The Economist seems to have bothered to find and look at the report rather than just repeat the press release, and spared a few paragraphs to politley rubbish it.

Update: hand-wavy methodology extract is here (PDF). Amongst the very dodgy assumptions, they appear to have taken two points in time for earthquake disasters and used them to try and ‘remove’ non-weather effects, presumably like population increase, urbanisation etc.  That’s the basis for their man-made climate change effect. Quite apart from everything else that’s wrapped up in that technique, yes, it’s that straight line drawn through a dataset that is so popular in this industry.

Particularly ironic is that they use only the period 1980-2005, and global warming believers frequently claim you need at least 30 years to establish climate trends, anything less is weather. 

So in fact this report merely says that weather kills people, and we already knew that.

Update 2: Roger Pielke has more here but he is a famous ‘denier’, so must be terribly biased. Obviously.

Hippy-diagnosed Madness

The Psychological and Political Challenge of Facing Climate Change conference has the climate skeptics worried. Spiked, for example, are very concerned that the authorities are treating dissent as a disorder.

So let’s have a look. The conference blurb starts with the usual generic eco-concern:

“Man-made climate change poses an unprecedented threat to the global ecosystem and therefore to ourselves…”

and then, not understanding how to cope with ‘threat’, makes several leaps of logic – presumably using the whacky Precautionary Principle – to decide that:

“… The future depends on how proactive, imaginative and courageous we can be in dealing with our addiction to fossil fuels. “

…and the required call to action:

“The task of achieving action that is sufficiently rapid, determined and concerted faces daunting psychological and political obstacles – but we cannot afford to be daunted. We must seek out every means of co-operation, information-sharing and support at our disposal. “

But if we take a look at the meat of the conference, it looks more like a mutual hippy hugfest than some scary authority:

“By bringing together a group of people who are uniquely qualified to assess the human dimensions of this human-made problem…”

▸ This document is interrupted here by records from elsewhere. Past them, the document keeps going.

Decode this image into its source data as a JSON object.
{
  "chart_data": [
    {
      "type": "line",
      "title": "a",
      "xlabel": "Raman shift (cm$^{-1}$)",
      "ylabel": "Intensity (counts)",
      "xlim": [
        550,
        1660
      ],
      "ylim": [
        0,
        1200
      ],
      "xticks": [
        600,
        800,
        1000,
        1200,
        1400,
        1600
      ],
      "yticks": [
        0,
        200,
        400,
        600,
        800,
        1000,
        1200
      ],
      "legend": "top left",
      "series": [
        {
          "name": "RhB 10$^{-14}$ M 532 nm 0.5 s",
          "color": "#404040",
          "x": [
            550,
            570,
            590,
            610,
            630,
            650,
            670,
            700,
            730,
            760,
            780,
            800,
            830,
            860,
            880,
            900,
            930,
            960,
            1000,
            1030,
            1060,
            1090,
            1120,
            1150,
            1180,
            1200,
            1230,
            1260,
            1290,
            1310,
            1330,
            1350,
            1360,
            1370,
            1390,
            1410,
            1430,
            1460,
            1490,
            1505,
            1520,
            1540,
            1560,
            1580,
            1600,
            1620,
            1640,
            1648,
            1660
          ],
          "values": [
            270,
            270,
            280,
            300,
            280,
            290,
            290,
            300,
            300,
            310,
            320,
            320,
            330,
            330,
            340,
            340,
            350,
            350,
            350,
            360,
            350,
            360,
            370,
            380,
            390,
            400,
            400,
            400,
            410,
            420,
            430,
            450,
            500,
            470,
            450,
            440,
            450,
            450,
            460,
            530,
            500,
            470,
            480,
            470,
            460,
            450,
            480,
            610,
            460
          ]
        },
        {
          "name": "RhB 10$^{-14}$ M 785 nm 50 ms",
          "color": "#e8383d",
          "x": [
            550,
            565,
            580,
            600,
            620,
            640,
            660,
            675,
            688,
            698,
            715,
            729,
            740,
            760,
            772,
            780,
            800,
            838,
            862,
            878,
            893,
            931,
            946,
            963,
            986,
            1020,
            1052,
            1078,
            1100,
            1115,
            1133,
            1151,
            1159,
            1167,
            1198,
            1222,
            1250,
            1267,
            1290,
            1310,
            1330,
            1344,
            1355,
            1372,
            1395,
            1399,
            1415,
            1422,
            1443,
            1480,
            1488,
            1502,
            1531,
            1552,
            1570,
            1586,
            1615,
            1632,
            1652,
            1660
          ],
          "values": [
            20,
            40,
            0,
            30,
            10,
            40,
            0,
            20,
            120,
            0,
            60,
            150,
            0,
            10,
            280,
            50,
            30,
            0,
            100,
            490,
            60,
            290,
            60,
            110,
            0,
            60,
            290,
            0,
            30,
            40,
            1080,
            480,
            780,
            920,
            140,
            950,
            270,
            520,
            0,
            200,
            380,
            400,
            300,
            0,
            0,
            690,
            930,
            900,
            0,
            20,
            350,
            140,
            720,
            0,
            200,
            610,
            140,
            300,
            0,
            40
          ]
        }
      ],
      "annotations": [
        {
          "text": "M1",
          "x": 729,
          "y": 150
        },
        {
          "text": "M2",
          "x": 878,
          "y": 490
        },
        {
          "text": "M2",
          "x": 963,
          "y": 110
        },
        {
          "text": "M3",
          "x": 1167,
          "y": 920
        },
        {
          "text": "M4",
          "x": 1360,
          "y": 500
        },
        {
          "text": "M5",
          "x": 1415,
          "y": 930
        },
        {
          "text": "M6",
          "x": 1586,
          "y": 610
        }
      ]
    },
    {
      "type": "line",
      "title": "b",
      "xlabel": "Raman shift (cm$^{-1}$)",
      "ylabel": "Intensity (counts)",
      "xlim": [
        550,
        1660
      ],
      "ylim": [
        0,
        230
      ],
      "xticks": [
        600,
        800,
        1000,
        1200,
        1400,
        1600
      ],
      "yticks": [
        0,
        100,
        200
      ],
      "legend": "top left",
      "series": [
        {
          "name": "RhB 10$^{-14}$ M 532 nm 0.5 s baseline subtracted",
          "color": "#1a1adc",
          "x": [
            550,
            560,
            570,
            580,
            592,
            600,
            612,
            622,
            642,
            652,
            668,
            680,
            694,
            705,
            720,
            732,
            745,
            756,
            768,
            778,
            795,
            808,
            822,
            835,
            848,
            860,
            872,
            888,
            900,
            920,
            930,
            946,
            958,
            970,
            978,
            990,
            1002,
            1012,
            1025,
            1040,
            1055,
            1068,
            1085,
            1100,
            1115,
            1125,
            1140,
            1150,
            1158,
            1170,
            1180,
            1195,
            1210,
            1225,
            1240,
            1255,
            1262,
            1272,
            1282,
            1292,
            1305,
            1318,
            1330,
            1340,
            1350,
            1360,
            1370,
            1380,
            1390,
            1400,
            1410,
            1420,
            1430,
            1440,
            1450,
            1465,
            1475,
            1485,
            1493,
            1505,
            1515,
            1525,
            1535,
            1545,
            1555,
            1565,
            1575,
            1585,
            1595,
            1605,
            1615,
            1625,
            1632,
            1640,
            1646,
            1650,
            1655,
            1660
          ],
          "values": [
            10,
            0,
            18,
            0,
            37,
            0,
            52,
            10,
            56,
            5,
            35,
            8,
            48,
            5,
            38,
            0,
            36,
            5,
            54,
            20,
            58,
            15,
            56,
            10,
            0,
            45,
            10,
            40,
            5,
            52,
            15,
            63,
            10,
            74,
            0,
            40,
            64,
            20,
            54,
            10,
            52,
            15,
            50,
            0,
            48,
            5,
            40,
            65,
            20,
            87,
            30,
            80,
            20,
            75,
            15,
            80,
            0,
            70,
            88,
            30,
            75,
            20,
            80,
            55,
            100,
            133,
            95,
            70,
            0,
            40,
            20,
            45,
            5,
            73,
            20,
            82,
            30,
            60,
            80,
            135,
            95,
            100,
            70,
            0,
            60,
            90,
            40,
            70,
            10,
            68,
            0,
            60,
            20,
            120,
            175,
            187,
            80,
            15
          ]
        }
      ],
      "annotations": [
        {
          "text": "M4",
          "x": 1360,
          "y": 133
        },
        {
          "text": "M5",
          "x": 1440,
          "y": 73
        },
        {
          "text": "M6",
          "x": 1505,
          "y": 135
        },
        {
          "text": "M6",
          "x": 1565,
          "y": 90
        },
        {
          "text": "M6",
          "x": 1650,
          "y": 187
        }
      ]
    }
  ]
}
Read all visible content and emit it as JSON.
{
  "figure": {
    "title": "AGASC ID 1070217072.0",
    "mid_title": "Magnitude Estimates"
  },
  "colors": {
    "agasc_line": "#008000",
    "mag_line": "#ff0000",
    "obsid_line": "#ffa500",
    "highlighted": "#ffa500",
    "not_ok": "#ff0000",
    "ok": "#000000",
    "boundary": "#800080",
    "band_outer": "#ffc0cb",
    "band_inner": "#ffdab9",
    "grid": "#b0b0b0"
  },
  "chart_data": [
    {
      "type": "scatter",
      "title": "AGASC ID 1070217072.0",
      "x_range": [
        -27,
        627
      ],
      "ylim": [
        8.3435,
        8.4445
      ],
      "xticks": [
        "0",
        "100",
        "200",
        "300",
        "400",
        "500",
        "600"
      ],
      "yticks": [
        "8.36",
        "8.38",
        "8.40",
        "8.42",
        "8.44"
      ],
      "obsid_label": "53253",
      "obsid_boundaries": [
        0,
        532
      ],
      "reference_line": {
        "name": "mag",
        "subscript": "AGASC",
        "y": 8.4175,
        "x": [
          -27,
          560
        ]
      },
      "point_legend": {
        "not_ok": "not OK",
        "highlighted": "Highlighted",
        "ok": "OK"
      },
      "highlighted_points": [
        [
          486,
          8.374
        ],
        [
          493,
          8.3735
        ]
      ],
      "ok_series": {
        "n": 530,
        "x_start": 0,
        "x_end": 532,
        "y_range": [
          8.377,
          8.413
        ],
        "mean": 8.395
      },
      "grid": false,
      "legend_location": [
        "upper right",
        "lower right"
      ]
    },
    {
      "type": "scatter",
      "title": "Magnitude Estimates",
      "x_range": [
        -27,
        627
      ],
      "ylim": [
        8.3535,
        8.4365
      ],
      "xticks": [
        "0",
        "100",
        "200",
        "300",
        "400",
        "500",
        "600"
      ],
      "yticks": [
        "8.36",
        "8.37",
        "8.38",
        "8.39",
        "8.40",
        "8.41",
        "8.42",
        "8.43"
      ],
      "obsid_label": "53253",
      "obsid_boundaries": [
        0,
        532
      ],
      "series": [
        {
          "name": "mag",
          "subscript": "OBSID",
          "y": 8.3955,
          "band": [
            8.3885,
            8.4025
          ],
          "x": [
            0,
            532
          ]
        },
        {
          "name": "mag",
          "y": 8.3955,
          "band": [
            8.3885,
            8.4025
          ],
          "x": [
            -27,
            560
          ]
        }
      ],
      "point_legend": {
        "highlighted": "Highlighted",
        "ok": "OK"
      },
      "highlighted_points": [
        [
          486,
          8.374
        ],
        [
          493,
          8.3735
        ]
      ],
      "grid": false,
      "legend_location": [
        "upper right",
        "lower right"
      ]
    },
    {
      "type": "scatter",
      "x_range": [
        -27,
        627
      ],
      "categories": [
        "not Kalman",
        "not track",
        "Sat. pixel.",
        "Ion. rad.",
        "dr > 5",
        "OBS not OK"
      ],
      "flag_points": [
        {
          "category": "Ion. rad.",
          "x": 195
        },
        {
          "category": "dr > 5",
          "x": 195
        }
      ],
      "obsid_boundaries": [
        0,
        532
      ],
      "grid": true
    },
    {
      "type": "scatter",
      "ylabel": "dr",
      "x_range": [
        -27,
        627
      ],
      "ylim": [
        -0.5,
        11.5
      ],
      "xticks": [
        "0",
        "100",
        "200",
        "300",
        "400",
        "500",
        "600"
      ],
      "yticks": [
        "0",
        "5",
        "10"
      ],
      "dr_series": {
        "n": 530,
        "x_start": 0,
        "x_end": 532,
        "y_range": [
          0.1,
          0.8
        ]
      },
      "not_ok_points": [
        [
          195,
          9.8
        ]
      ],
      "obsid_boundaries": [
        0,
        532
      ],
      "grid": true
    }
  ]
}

…so they can feel all special. Of course ‘unique’ doesn’t necessarily mean ‘any good’, but it certainly looks like there’s no one qualified quite like this lot:

“Includes, in the main auditorium from 13.45 – 14.15, a poetry recital, Strange Sisters Say it for the Planet.”

The speakers include George Marshall and Mary-Jane Rust who make a professional living out of ’studying climate denialism’; nothing pre-assumed there obviously. The workshops include:

The Psychology of Inspired Action: “When facing issues like climate change and peak oil, what helps us respond in empowered and inspired ways?” by a self-help fan of Gaia

Eco Fascism: “Until we recognise the need to mourn the loss of an illusion: our idealised version of the American Dream, which has enticed us all, if only out of envy of the fantasy of an ever-plentiful, all-nurturing breast [Garden of Eden]“ by a ‘psychodynamic psychotherapist’ and anyone can call themselves that.

Embodying Ecopsychology: “This workshop will use simple experiential exercises to help you connect more deeply with your own embodiment, and hence with the beauty and fragility of the other-than-human world.” by a craniosacral therapist, an ‘alternative’ treatment.

Environmental Constellations: “Constellations, with the help of a trained facilitator, are a potent way of harnessing the individual and collaborative skills that are latent within a group and can lead to surprising experiences of development and healing.” Go live! No, really. It’s part of the treatment. Go live!

So. No real ‘threat’ there to rational debate in the Real World;  it’s just a bunch of academic hippies with unsupported ideals who believe they’re smarter than everyone else, and there’s nothing new about that.

In the meantime, more news about the lack of news in the Boston Globe, and journalists recover from global warming activists after pointing out the obvious.